Per intere settimane i tg hanno aperto citando i numeri: 25,000 contagiati e 500 morti. Cifre che fanno paura, ma che se si riflette e si fa un semplice calcolo si scopre che la mortalità è praticamente del 2% dei contagiati. Se si va sul sito del Ministero della salute si scopre che i numeri dell’influenza in Italia sono molto più elevati: dal 27 gennaio al 2 febbraio sono risultate positive più di 1500 persone – spiega Liguori sito istituzionale alla mano – I media cinesi, invece, stanno trattando la cosa con un taglio totalmente diverso, senza suscitare panico e spiegando che per il Coronavirus sono morte persone immunodepresse, ovvero anziani o persone che avevano già altri problemi di salute. I numeri dell’infezione in Cina vanno visti anche in proporzione alla popolazione: basta dire che la sola città da cui è partita il focolaio è una metropoli con oltre 6 milioni di abitanti.

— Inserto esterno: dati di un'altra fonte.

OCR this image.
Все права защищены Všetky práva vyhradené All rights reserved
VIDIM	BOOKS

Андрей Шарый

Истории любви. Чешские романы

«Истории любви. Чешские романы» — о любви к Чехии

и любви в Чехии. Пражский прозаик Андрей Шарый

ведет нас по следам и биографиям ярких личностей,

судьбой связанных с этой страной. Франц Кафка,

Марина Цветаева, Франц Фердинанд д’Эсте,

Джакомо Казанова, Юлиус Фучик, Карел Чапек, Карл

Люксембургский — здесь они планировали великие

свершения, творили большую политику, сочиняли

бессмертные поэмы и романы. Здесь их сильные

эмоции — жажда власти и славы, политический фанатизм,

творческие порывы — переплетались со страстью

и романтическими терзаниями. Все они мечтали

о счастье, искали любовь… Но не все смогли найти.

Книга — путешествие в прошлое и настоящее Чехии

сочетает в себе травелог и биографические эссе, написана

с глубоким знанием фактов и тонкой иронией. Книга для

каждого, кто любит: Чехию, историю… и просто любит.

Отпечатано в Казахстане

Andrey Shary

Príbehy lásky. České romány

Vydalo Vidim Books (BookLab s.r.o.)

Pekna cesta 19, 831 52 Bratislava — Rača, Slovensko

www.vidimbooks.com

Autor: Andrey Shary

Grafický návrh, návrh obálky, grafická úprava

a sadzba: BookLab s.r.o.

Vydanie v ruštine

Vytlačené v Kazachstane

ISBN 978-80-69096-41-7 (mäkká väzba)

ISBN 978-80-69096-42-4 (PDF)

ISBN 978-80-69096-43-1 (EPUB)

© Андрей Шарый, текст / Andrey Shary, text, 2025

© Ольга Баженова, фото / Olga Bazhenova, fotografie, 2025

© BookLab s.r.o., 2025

«Posso capire che la gente abbia paura, ma il problema non è il cibo, piuttosto il timore di entrare in contatto con chi è stato in Cina di recente – aggiunge la moglie Nanà Yu, titolare del ristorante aperto dal 1992 – Io non ci vado da 5 anni, i miei genitori ci sono stati un anno fa e nessuno del nostro staff ci è andato ultimamente. Inoltre la materia prima del nostro ristrorante è per l’80% prodotta in Italia e il riso che usiamo per il sushi arriva dalle campagne qui attorno a Novara».